If you want to throw them a bone (pun intended) and give them a fun post when you have some spare time, that’s okay, but don’t make it part of your larger guest blogging objectives. For those, you want to stick to targeted sites that represent where your community is likely to be. Otherwise, you’re producing content that’s not likely to much ROI.

6. No Social Media Activity

An active social media presence is a good indication that the blogger is paying attention and wants to be part of their larger community. It shows they care about their site and are invested in turning it into a great resource. If you’re not seeing these life signals, it can be a red flag. Sure, not every business is going to take to social media or have the resources to dedicate to large marketing campaigns, but have they at least claimed their profiles? Can you find them to ask questions? Are they talking to others? If they’re not, you might want to ask yourself why.

Guest blogging has become a trusted and effective way for business owners and consultants to increase their reach and expand into new audiences. But it can only do that if you’re selective and smart about the sites you choose to post for. You wouldn’t let “just anyone” to post on your blog, so don’t post on just anyone’s blog either.

Ghost Town Photo via Shutterstock


Lisa Barone Lisa Barone is Vice President of Strategy at Overit, an Albany Web design and development firm where she serves on the senior staff overseeing the company’s marketing consulting, social media, and content divisions.

16 Reactions
  1. Lisa,

    Great advice! I will link to your post when I will write a guest blog post this summer! 🙂 Talking about guest blogging, I will ask fellow bloggers to do some guest blogging on EGO blog this summer. I have been blogging for 10 years now, and need a summer break! 😉

  2. Great Post! I’ve been relying a lot on the website metrics from Open Site Explorer. I don’t think it is bad to do this, but I like your suggestions in addition to what I do. Thank you.
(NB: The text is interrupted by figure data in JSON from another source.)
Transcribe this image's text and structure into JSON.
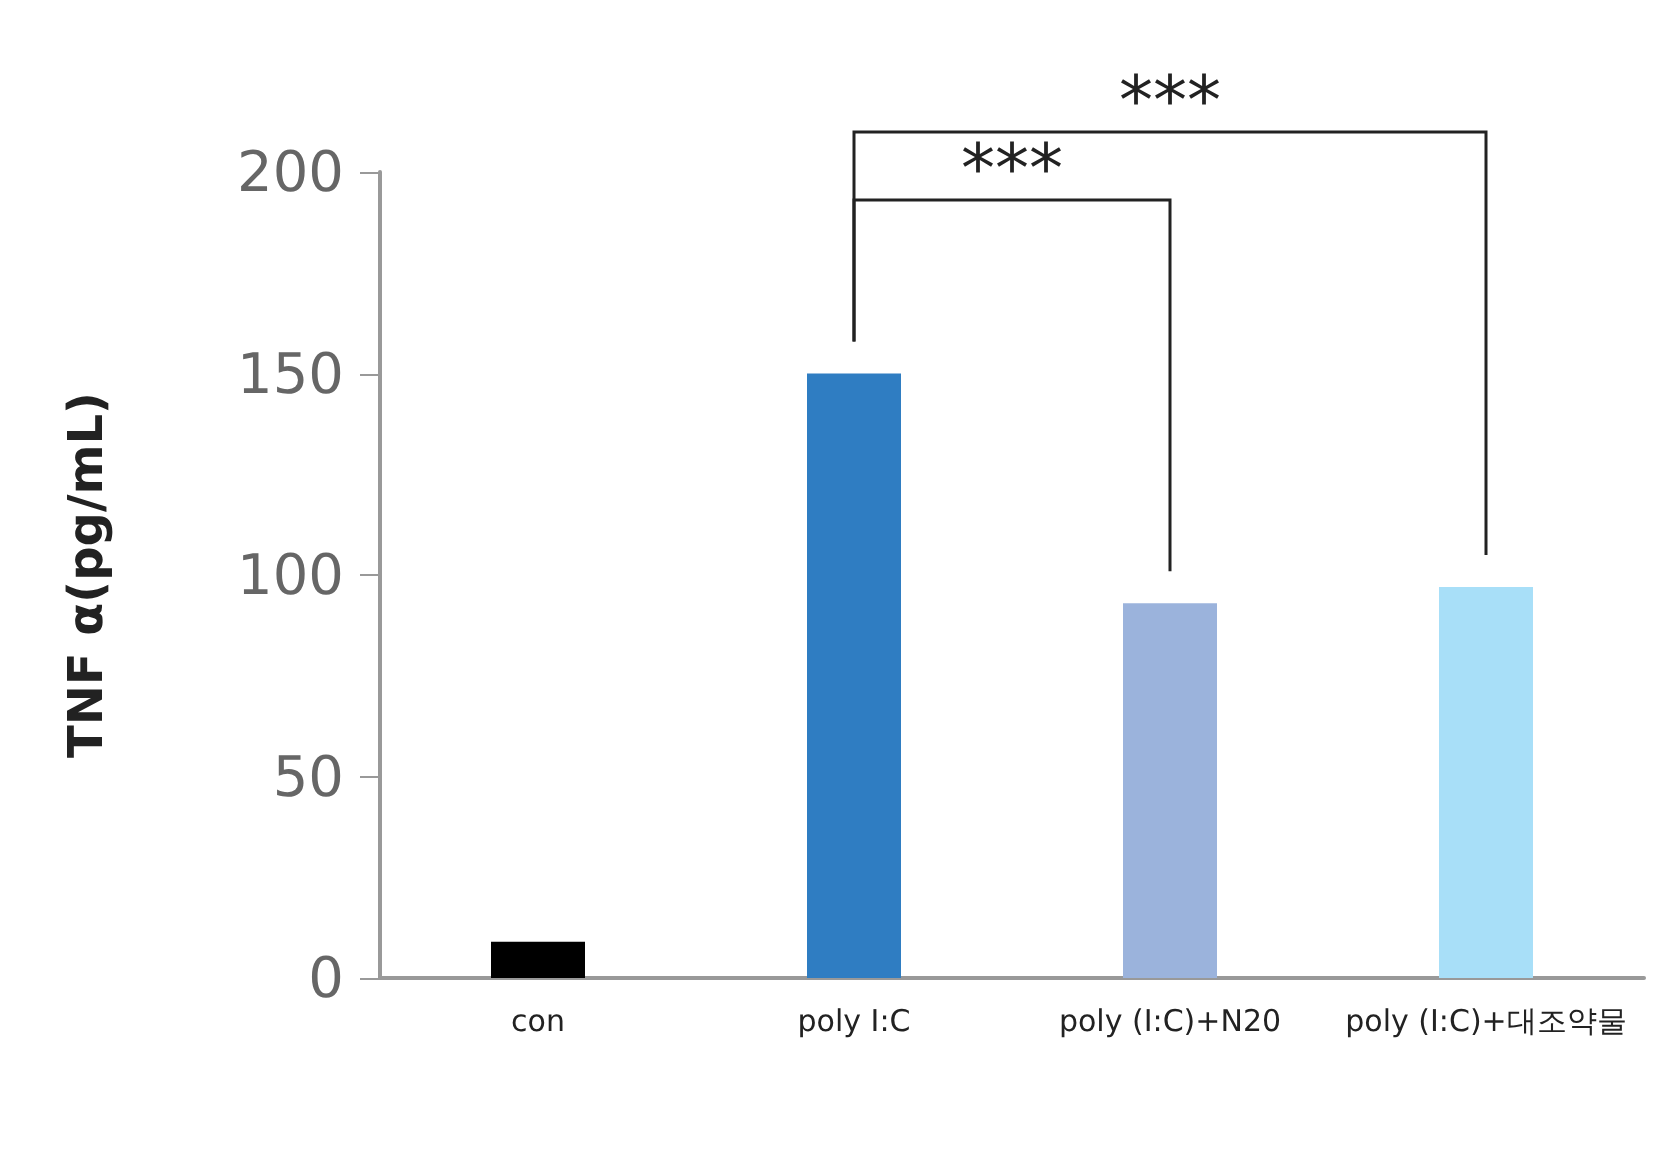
{
  "chart_data": {
    "type": "bar",
    "ylabel": "TNF α(pg/mL)",
    "categories": [
      "con",
      "poly I:C",
      "poly (I:C)+N20",
      "poly (I:C)+대조약물"
    ],
    "values": [
      9,
      150,
      93,
      97
    ],
    "colors": [
      "#000000",
      "#2f7dc2",
      "#9bb3dc",
      "#a8dff8"
    ],
    "ylim": [
      0,
      200
    ],
    "yticks": [
      0,
      50,
      100,
      150,
      200
    ],
    "grid": false,
    "annotations": [
      "***",
      "***"
    ]
  }
}
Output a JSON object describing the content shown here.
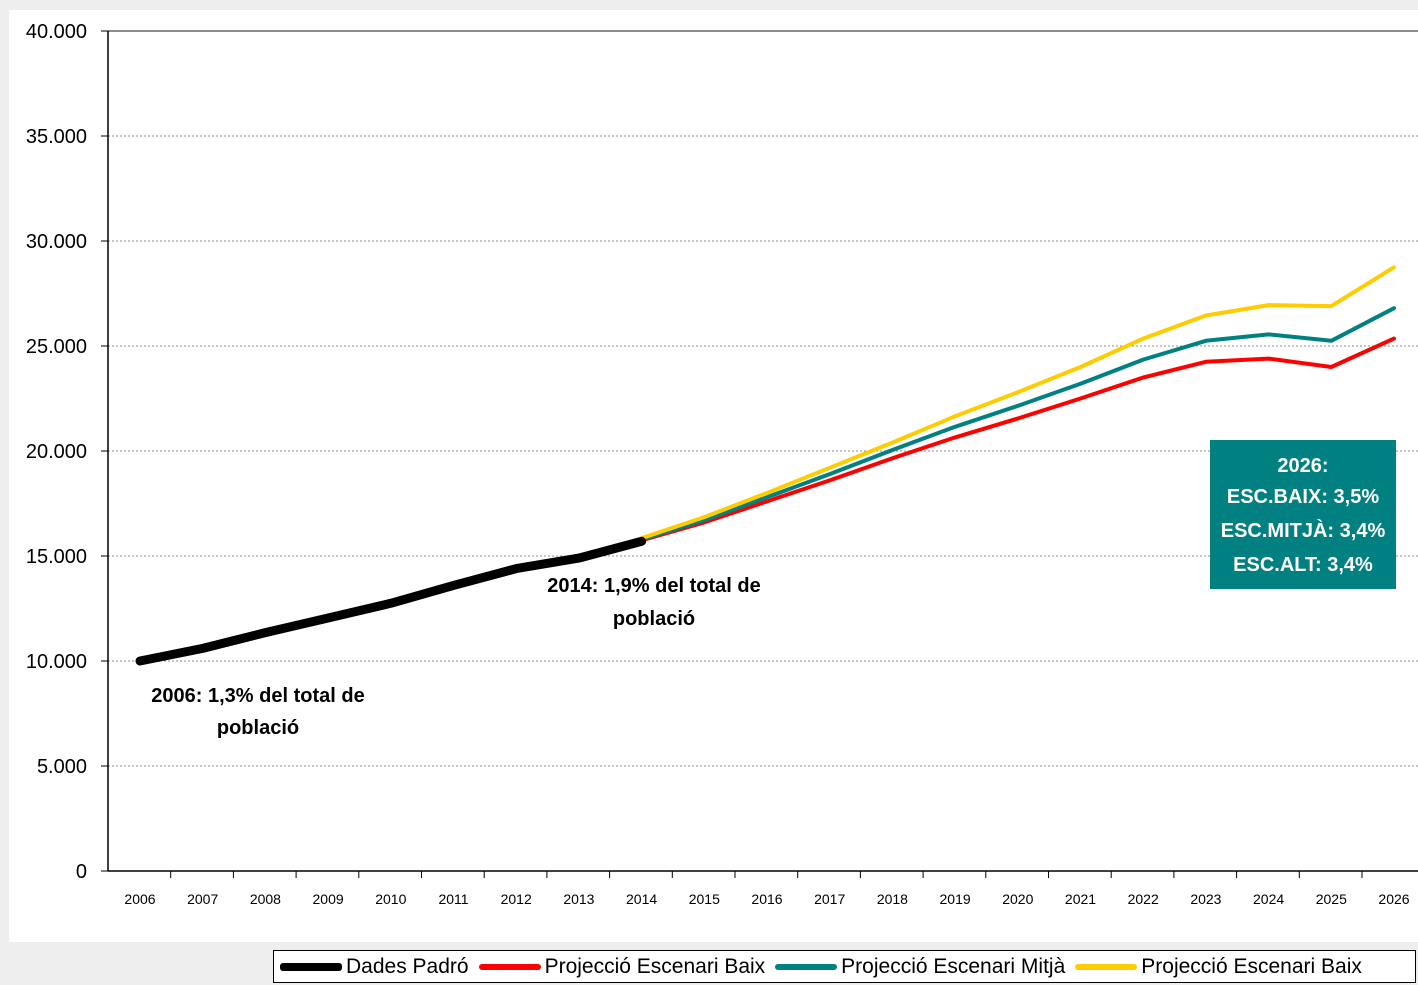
{
  "chart_data": {
    "type": "line",
    "x": [
      "2006",
      "2007",
      "2008",
      "2009",
      "2010",
      "2011",
      "2012",
      "2013",
      "2014",
      "2015",
      "2016",
      "2017",
      "2018",
      "2019",
      "2020",
      "2021",
      "2022",
      "2023",
      "2024",
      "2025",
      "2026"
    ],
    "ylim": [
      0,
      40000
    ],
    "yticks": [
      0,
      5000,
      10000,
      15000,
      20000,
      25000,
      30000,
      35000,
      40000
    ],
    "ytick_labels": [
      "0",
      "5.000",
      "10.000",
      "15.000",
      "20.000",
      "25.000",
      "30.000",
      "35.000",
      "40.000"
    ],
    "grid": "horizontal dotted",
    "legend_position": "bottom",
    "series": [
      {
        "name": "Dades Padró",
        "color": "#000000",
        "width": 9,
        "values": [
          10000,
          10600,
          11350,
          12050,
          12750,
          13600,
          14400,
          14900,
          15700,
          null,
          null,
          null,
          null,
          null,
          null,
          null,
          null,
          null,
          null,
          null,
          null
        ]
      },
      {
        "name": "Projecció Escenari Baix",
        "color": "#ff0000",
        "width": 4,
        "values": [
          null,
          null,
          null,
          null,
          null,
          null,
          null,
          null,
          15750,
          16600,
          17600,
          18600,
          19650,
          20650,
          21550,
          22500,
          23500,
          24250,
          24400,
          24000,
          25350
        ]
      },
      {
        "name": "Projecció Escenari Mitjà",
        "color": "#008080",
        "width": 4,
        "values": [
          null,
          null,
          null,
          null,
          null,
          null,
          null,
          null,
          15780,
          16700,
          17800,
          18900,
          20050,
          21150,
          22150,
          23200,
          24350,
          25250,
          25550,
          25250,
          26800
        ]
      },
      {
        "name": "Projecció Escenari Baix",
        "color": "#ffcc00",
        "width": 4,
        "values": [
          null,
          null,
          null,
          null,
          null,
          null,
          null,
          null,
          15850,
          16850,
          18000,
          19200,
          20400,
          21650,
          22800,
          24000,
          25350,
          26450,
          26950,
          26900,
          28750
        ]
      }
    ],
    "annotations": [
      {
        "id": "a2006",
        "lines": [
          "2006: 1,3% del total de",
          "població"
        ]
      },
      {
        "id": "a2014",
        "lines": [
          "2014: 1,9% del total de",
          "població"
        ]
      },
      {
        "id": "box2026",
        "bg": "#008080",
        "color": "#ffffff",
        "lines": [
          "2026:",
          "ESC.BAIX: 3,5%",
          "ESC.MITJÀ: 3,4%",
          "ESC.ALT: 3,4%"
        ]
      }
    ]
  }
}
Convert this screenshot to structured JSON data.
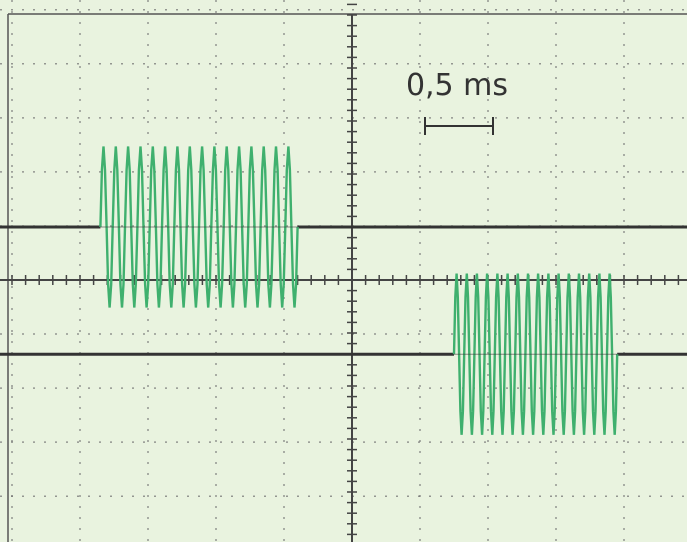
{
  "chart_data": {
    "type": "line",
    "title": "",
    "xlabel": "",
    "ylabel": "",
    "grid": true,
    "time_per_division_ms": 0.5,
    "scale_marker": {
      "label": "0,5 ms"
    },
    "series": [
      {
        "trace": "upper",
        "burst_start_ms": -1.85,
        "burst_end_ms": -0.4,
        "carrier_cycles": 16,
        "amplitude_div": 0.95,
        "baseline_div": 1.0
      },
      {
        "trace": "lower",
        "burst_start_ms": 0.75,
        "burst_end_ms": 1.95,
        "carrier_cycles": 16,
        "amplitude_div": 0.95,
        "baseline_div": -1.4
      }
    ],
    "xlim": [
      -2.5,
      2.5
    ],
    "ylim": [
      -3,
      3
    ]
  },
  "colors": {
    "background": "#e9f3df",
    "grid": "#6f6f6f",
    "trace": "#3fb06e",
    "baseline": "#333333"
  }
}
  3. As someone who would like to get into guest posting, this is a major help. Very much appreciated.

  4. I like your suggestions, but would modify the one about comments a bit. As a new blogger, who is building my presence, I don’t have much of a following although I work hard to put out relevant and informative posts. Just because I don’t have many comments doesn’t mean my material isn’t worthy of being seen on other blogs. The exposure guest blogging gives the new blogger is important in helping them expand their audience. Jusy saying….

  5. Ok, I didn’t proof that before commenting. It should have been “Just saying….”

  6. Lisa–
    Great post. I get frustrated from the “guest bloggers pitching me” perspective when they haven’t even read the blog to realize that my marketing blog is not targeted to people with babies looking for baby products! ARGG! So yes, figure out if it’s geared toward your audience.

  7. Thomas @ GuestBlogPoster.com

    Not to mention if their “quality website” is using the WP TwentyTen theme. When I see that, 9x out of 10 the site is going to be useless to me.

  8. Number 4 is especially true among people whose intentions are purely just to make money via blogging.

  9. I agree wholeheartedly about #1, #2, #4 and #5. Those are deal killers for me. I am quite forgiving on comments because I know that for every comment that gets posted there are a lot more people who read the post and didn’t comment. So I can still get good reach and get my name/expertise in front of new people.

  10. Paraphrasing what you said; you want to pick a site worthy of your brand. Why bother with a site that is trashed, no one else has bothered to guest post on, and receives garbage comments? Great points.

  11. I use the free Mozbar to find out what their pagerank is and what their domain authority is.

  12. The dream post on guest posting. I read a blog called the biggest blog in America for their niche. Sort of like the longest beach for the smallest town brag. They accepted my post and …crickets. No traffic, no comments, and no more me. Nice people though.

  13. I would add here that if a website has commercial links in each post probably it isn’t worth it to post your guest article.